The prejudice that I am overcoming is not against the poor, or against African-American’s or Hispanics. I am prejudice against “Christian” kids. Or at least I was. Please do not take this the wrong way. I am not against kids who love the L-rd. The people that I am talking about are the youth who have grown up so sheltered by their church that they have no concept of what the “real world” is like. I tend to view these people as conceited and naive. I see these kids as wanting to make their friends into evangelistic projects, or as looking down on people who listen to any music that isn’t contemporary Christian or classical.

For a long time, I have lumped the youth of Grace Church into that category. I know many of them, and I do not dislike them as individuals, nor do I believe that they have false hearts.
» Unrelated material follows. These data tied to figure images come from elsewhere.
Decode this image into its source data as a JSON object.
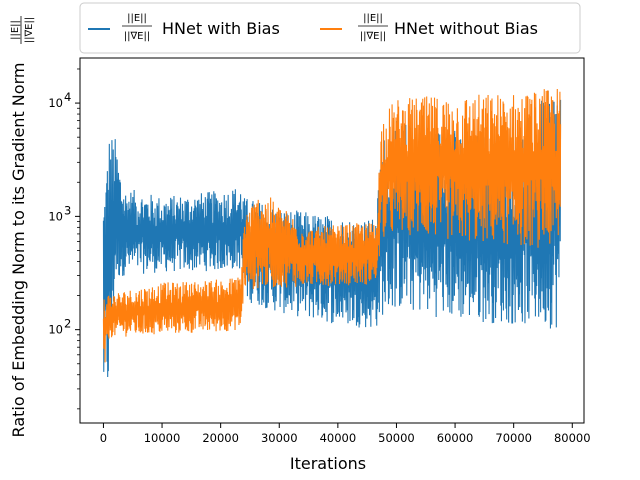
{
  "chart_data": {
    "type": "line",
    "title": "",
    "xlabel": "Iterations",
    "ylabel": "Ratio of Embedding Norm to its Gradient Norm",
    "ylabel_fraction": {
      "numerator": "||E||",
      "denominator": "||∇E||"
    },
    "y_scale": "log",
    "xlim": [
      -4000,
      82000
    ],
    "ylim": [
      15,
      25000
    ],
    "x_ticks": [
      0,
      10000,
      20000,
      30000,
      40000,
      50000,
      60000,
      70000,
      80000
    ],
    "x_tick_labels": [
      "0",
      "10000",
      "20000",
      "30000",
      "40000",
      "50000",
      "60000",
      "70000",
      "80000"
    ],
    "y_ticks": [
      100,
      1000,
      10000
    ],
    "y_tick_base": "10",
    "y_tick_exponents": [
      "2",
      "3",
      "4"
    ],
    "grid": false,
    "legend_position": "top, outside, above plot",
    "series": [
      {
        "name": "HNet with Bias",
        "legend_fraction": {
          "numerator": "||E||",
          "denominator": "||∇E||"
        },
        "color": "#1f77b4",
        "envelope": [
          {
            "x": 0,
            "low": 23,
            "high": 1800
          },
          {
            "x": 1000,
            "low": 25,
            "high": 6000
          },
          {
            "x": 2000,
            "low": 250,
            "high": 5000
          },
          {
            "x": 3500,
            "low": 300,
            "high": 1800
          },
          {
            "x": 10000,
            "low": 320,
            "high": 1500
          },
          {
            "x": 20000,
            "low": 330,
            "high": 1700
          },
          {
            "x": 23500,
            "low": 340,
            "high": 1900
          },
          {
            "x": 24000,
            "low": 180,
            "high": 1500
          },
          {
            "x": 30000,
            "low": 140,
            "high": 1200
          },
          {
            "x": 40000,
            "low": 110,
            "high": 1000
          },
          {
            "x": 46500,
            "low": 100,
            "high": 950
          },
          {
            "x": 47500,
            "low": 130,
            "high": 5000
          },
          {
            "x": 50000,
            "low": 150,
            "high": 7000
          },
          {
            "x": 60000,
            "low": 120,
            "high": 6000
          },
          {
            "x": 70000,
            "low": 110,
            "high": 5000
          },
          {
            "x": 78000,
            "low": 100,
            "high": 18000
          }
        ]
      },
      {
        "name": "HNet without Bias",
        "legend_fraction": {
          "numerator": "||E||",
          "denominator": "||∇E||"
        },
        "color": "#ff7f0e",
        "envelope": [
          {
            "x": 0,
            "low": 33,
            "high": 230
          },
          {
            "x": 1000,
            "low": 85,
            "high": 210
          },
          {
            "x": 10000,
            "low": 90,
            "high": 260
          },
          {
            "x": 20000,
            "low": 95,
            "high": 280
          },
          {
            "x": 23500,
            "low": 100,
            "high": 300
          },
          {
            "x": 24000,
            "low": 220,
            "high": 1100
          },
          {
            "x": 27000,
            "low": 230,
            "high": 1700
          },
          {
            "x": 35000,
            "low": 240,
            "high": 800
          },
          {
            "x": 46500,
            "low": 250,
            "high": 900
          },
          {
            "x": 47500,
            "low": 600,
            "high": 8000
          },
          {
            "x": 50000,
            "low": 700,
            "high": 11000
          },
          {
            "x": 60000,
            "low": 600,
            "high": 12000
          },
          {
            "x": 70000,
            "low": 550,
            "high": 12500
          },
          {
            "x": 78000,
            "low": 500,
            "high": 14000
          }
        ]
      }
    ]
  }
}
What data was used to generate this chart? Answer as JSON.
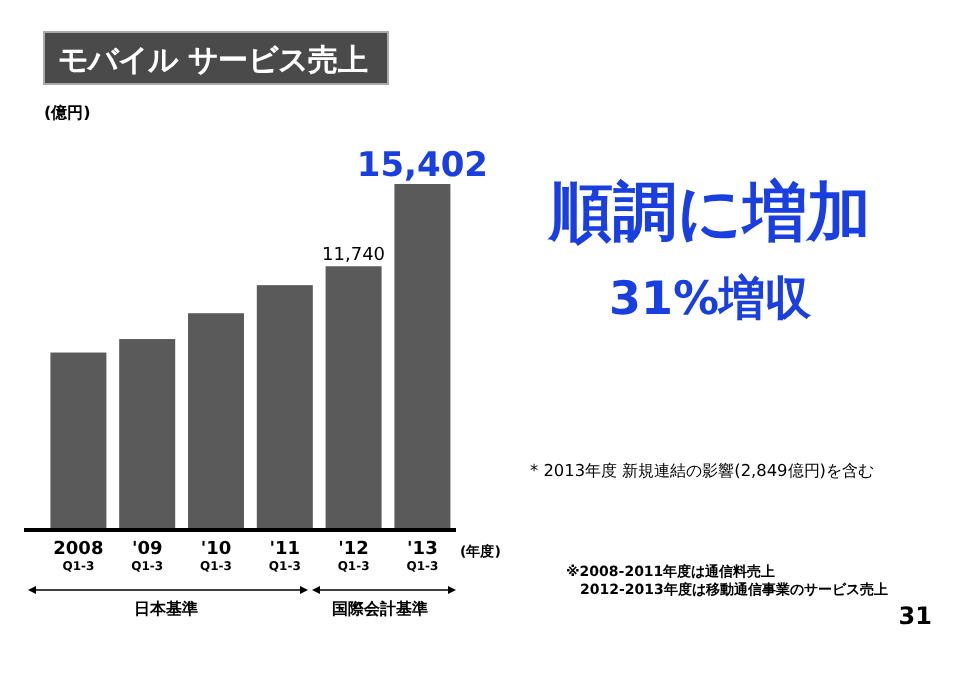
{
  "chart_data": {
    "type": "bar",
    "title": "モバイル サービス売上",
    "ylabel": "(億円)",
    "xlabel": "(年度)",
    "categories": [
      "2008\nQ1-3",
      "'09\nQ1-3",
      "'10\nQ1-3",
      "'11\nQ1-3",
      "'12\nQ1-3",
      "'13\nQ1-3"
    ],
    "values": [
      7900,
      8500,
      9650,
      10900,
      11740,
      15402
    ],
    "value_labels": [
      null,
      null,
      null,
      null,
      "11,740",
      "15,402"
    ],
    "color": "#5a5a5a",
    "annotations": [
      "日本基準",
      "国際会計基準",
      "順調に増加",
      "31%増収",
      "* 2013年度 新規連結の影響(2,849億円)を含む",
      "※2008-2011年度は通信料売上",
      "2012-2013年度は移動通信事業のサービス売上",
      "31"
    ]
  }
}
My prejudice comes from the fact that I have lumped the majority of them into the category of “Christian kids” without spending much time around them.

This weekend, I have been working in close proximity with these teenagers, and I have been amazed by what I have found. These are regular people. They may be a bit strange at times, which I guess is something that we have in common, but they love each other, and they love the L-rd, and as far as I can tell, they are not the ones sitting around judging others. Apparently, judging others has been my job.

Why is it that people, like myself, who try to oppose prejudice, are so often the ones who are the most guilty of it.

2 comments:

Phil B said...

Drewby,

Nice observation and well written. I have found the same. When I write off a group, G^d immediately shows me exceptions. So my "rules" are always NOT.

Good work.

kf.ruhamah said...

The price we pay for being better, and smarter, and more keenly observant (not to mention loving) than everybody else. Sarcasm doesn't necessarily go over very well on the internet, does it?